The SVP’s budgetary proposals are considered by Greg Daly
In calling for the Government to provide financial incentives to landlords to encourage them to accept tenants receiving housing assistance payments, the Society of St Vincent de Paul (SVP) is in line with other charities working with Ireland’s homeless and marginalised.
As Focus Ireland pointed out some weeks ago in response to reports of Minister Alan Kelly’s plans to introduce ‘rent certainty’ to ease pressure on families at risk of homelessness, any solution needs to work for landlords as much as for tenants.
Without, for instance, some kind of tax dividend for landlords who rent to social tents, there is a risk of rental stocks being further reduced, exacerbating a problem that has already seen – according to the SVP’s Liz Kerrins – 700 families around the country reduced to living in hotels and B&Bs.
Financial incentives for landlords and the raising of rent supplements to “realistic levels” were just two of the proposals put forward last week at the launch of ‘Investing in what matters’, the SVP’s pre-budget submission.
Speaking at the launch, the charity’s national vice-president Kieran Stafford said that on the centenary of the Easter Rising, “Budget 2016 needs to articulate our values as a nation”.
From the budgetary outline, which the Government has already made available, “indications are that additional if limited funds will be available to support those in need and the vulnerable in our communities who have taken the brunt of the cutbacks in recent years”, he said.
This may seem optimistic, especially in an election year, but Ms Kerrins explained that the Government envisages having between €1.2 and €1.5 billion to divide roughly equally as tax reductions and spending.
Pointing out that this is not a lot in terms of state expenditure, she said “the SVP urges the Government to do the socially just thing but also the wise thing and invest in essential public services”.
When the economy slumped, she explained, Ireland’s public services were not strong enough to help ease the blow: “Because of inadequate public investment in services in times gone past, both boom and bust, the Irish Government did not have the physical assets to support people when they couldn’t afford to buy it on the market, be it early childhood education or housing.”
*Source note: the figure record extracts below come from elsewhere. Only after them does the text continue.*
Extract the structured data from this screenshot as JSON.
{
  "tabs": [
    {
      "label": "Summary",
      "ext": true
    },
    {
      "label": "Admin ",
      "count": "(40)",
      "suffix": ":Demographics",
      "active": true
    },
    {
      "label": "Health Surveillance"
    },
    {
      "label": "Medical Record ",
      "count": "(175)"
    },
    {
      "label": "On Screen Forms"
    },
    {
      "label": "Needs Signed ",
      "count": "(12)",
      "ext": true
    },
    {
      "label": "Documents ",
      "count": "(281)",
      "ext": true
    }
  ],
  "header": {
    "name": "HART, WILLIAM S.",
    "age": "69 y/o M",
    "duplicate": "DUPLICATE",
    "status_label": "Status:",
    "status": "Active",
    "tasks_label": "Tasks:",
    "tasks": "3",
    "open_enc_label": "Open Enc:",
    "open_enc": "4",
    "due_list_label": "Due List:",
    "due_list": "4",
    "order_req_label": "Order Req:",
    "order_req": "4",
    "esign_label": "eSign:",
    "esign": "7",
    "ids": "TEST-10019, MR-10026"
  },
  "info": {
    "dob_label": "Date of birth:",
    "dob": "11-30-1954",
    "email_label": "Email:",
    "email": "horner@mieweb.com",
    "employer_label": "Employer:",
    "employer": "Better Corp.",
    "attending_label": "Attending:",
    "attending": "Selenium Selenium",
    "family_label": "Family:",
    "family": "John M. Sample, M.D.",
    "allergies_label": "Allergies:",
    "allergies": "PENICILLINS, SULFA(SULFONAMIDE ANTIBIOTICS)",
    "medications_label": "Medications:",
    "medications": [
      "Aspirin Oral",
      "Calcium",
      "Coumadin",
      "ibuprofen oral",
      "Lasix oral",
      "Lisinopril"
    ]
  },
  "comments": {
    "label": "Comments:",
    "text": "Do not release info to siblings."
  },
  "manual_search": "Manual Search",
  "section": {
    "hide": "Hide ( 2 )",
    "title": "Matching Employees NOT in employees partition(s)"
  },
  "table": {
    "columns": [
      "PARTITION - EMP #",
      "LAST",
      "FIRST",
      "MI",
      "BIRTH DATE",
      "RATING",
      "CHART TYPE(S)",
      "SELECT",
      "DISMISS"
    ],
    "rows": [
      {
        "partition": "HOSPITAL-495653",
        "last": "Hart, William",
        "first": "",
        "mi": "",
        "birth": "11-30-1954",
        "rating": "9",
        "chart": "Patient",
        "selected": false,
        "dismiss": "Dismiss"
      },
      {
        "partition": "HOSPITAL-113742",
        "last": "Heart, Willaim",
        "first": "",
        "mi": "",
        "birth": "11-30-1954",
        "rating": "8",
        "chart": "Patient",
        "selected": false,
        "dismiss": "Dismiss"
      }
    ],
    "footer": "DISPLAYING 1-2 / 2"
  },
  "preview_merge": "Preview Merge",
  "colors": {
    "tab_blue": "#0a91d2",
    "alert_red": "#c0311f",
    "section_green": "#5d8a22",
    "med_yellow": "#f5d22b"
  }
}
Arguing that good quality homes are key to breaking the poverty cycle, she said just as landlords should be offered financial incentives to accept tenants who depend on rent allowances, so a condition for receiving such incentives should be improvements in accommodation quality, particularly in terms of energy efficiency.
The push for energy efficiency, according to John-Mark McCafferty, SVP’s head of social justice and policy, is in its infancy in the SVP, but it offers benefits in terms of personal finances, health and healthcare expenditure, education, the environment, and even job creation.
A similar ‘silver bullet’, he said, is early childhood care and education, bolstering the development of children while enabling parents to work.
Ireland’s childcare system, according to EU figures, is a serious deterrent to work, costing as much as 40% of parental income.
The SVP proposes that the community childcare subvention be extended to all early years services, that the current early childhood care and education programme be extended from 38 weeks to 48 weeks, and that a mapping exercise be conducted into afterschool services run by and in the State.
Income is vital for helping people climb out of poverty, but it is clear that it is not enough.
If the Government listens, and heeds the SVP’s call for a strategic and multiannual approach to housing, energy, and childcare policy, real headway may finally be made in tackling poverty in Ireland.